Breast density should direct women to a different screening pathway

Dr Ritse Mann

Breast cancer screening is fraught with politics creating an inertia that doesn’t really reflect the science around risk, technology, who benefits most and at what cost, a cancer meeting has heard.

Breast and interventional radiologist Dr Ritse Mann from the Radboud UMC in Nijmegen, the Netherlands, told the Australasian International Breast Congress (AIBC) in Brisbane that his country’s parliament had voted to adopt breast MR screening in women with intermediate risk due to mammographically dense breasts but implementation was still on hold.

“And that’s due to COVID and all the other issues at the moment that are deemed more important than improving breast screening,” he told the limbic.

Given the Netherlands has one of the highest rates of breast cancer in the world, second only to its neighbour Belgium, he said he expects and would like to see progress.

“We don’t do these studies for nothing,” he said.

“Women are actually asking for it and if they come to our hospital and are asking for it, I don’t say no.
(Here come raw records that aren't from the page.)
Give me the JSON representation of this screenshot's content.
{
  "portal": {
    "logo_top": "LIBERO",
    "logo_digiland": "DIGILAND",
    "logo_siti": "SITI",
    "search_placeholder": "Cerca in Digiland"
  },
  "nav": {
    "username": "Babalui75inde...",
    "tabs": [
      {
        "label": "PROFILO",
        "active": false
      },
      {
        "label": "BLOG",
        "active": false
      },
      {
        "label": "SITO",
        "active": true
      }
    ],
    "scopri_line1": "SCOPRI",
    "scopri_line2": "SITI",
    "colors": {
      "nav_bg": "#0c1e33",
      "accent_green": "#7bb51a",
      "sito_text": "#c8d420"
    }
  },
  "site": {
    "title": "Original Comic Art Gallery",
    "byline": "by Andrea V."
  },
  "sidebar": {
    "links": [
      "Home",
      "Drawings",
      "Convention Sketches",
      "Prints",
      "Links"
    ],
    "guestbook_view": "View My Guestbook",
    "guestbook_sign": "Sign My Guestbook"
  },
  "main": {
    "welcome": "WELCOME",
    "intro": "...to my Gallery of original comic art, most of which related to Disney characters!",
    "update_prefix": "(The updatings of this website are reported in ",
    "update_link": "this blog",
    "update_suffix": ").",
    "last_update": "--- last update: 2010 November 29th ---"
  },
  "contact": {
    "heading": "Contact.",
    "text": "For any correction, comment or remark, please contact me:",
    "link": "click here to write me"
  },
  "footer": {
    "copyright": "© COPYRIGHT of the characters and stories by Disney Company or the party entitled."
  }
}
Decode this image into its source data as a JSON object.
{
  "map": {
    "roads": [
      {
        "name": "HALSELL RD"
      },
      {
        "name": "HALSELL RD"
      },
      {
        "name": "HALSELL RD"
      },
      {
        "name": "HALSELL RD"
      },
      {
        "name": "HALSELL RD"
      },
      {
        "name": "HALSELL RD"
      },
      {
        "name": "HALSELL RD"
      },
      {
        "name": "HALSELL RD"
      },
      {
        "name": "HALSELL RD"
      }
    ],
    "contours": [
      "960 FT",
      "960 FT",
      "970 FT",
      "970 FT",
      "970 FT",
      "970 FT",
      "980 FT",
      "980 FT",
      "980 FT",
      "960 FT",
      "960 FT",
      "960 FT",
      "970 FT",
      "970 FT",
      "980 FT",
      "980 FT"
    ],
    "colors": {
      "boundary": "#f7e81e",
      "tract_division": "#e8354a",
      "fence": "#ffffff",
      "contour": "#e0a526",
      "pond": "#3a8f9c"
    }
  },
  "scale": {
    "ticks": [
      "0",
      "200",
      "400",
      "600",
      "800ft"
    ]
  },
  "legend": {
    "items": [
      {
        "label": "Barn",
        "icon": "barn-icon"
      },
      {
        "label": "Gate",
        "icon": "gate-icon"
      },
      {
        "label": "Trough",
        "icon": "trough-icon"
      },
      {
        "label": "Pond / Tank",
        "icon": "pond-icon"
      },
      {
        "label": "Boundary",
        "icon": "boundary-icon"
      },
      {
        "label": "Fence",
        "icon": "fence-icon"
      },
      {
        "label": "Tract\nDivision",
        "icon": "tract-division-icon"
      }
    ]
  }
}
What we are currently doing is integrating it into the clinical guidelines [link here] which forces the insurance companies to pay for it.”

Dr Mann, an executive board member of the European Society of Breast Imaging (EUSOBI), told the Congress that the evidence came from the DENSE trial [link here] which compared mammography plus MRI with mammography alone in a cohort of over 40,000 women.

The study showed that supplemental screening with MRI in women with extremely dense breast tissue significantly reduced the rate of interval cancers compared to mammography alone.

In a secondary outcome, supplemental MRI was associated with an additional cancer-detection rate of 16.5 per 1000 screenings.

As well, there was evidence that breast MR in this group was cost effective. [link here]

Dr Mann said the EUSOBI guidelines were very clear that women 50-70 years should be advised if they have very dense breast tissue and offered MRI at least once every four years, preferably more often.

However he acknowledged that the Australian context might be different and baseline investment appeared to be high.

“In a country where MR is really sparse, saying you need to screen 10% of your population with MR is very difficult.”

Dr Mann said The Netherlands had been ahead of the game in regards to screening for women at high risk of breast cancer due to pathogenic gene mutations including BRCA1/2.

“Since 2007 there have been international recommendations from the American Cancer Society and this was already in place in The Netherlands at that time.”

“The only thing we did there was drop mammography down. That started at age 30 annually, MRI at age 25. Now we do mammography from age 40 every two years because all we catch is some additional DCIS.”

He said population screening of women 50-75 with biennial mammography should start earlier – from 45 years – however changing that was not something which would be easily achieved.

However he said the use of artificial intelligence (AI) will improve both risk prediction and classification.

“For the bulk of what we do, for mammography screening, this will become the standard way of reading the image. I guess at first, in cooperation with one radiologist double reading or filtering out the ones that really have a very low risk of harbouring cancer…to reduce workload and improve recalls,” he said.

“The other side of it is that on the mammogram we can define a group that AI says the likelihood of developing cancer in the coming years is very low – so please come back in about 5 years. AI can do it much better than classic risk factors.”

He said the future will be that all breast screening including contrast mammography and breast MR will have AI developed for it.

“For a radiologist, AI will completely change the work. Half the screening will disappear but you will engage a lot more with the patients that are recalled.”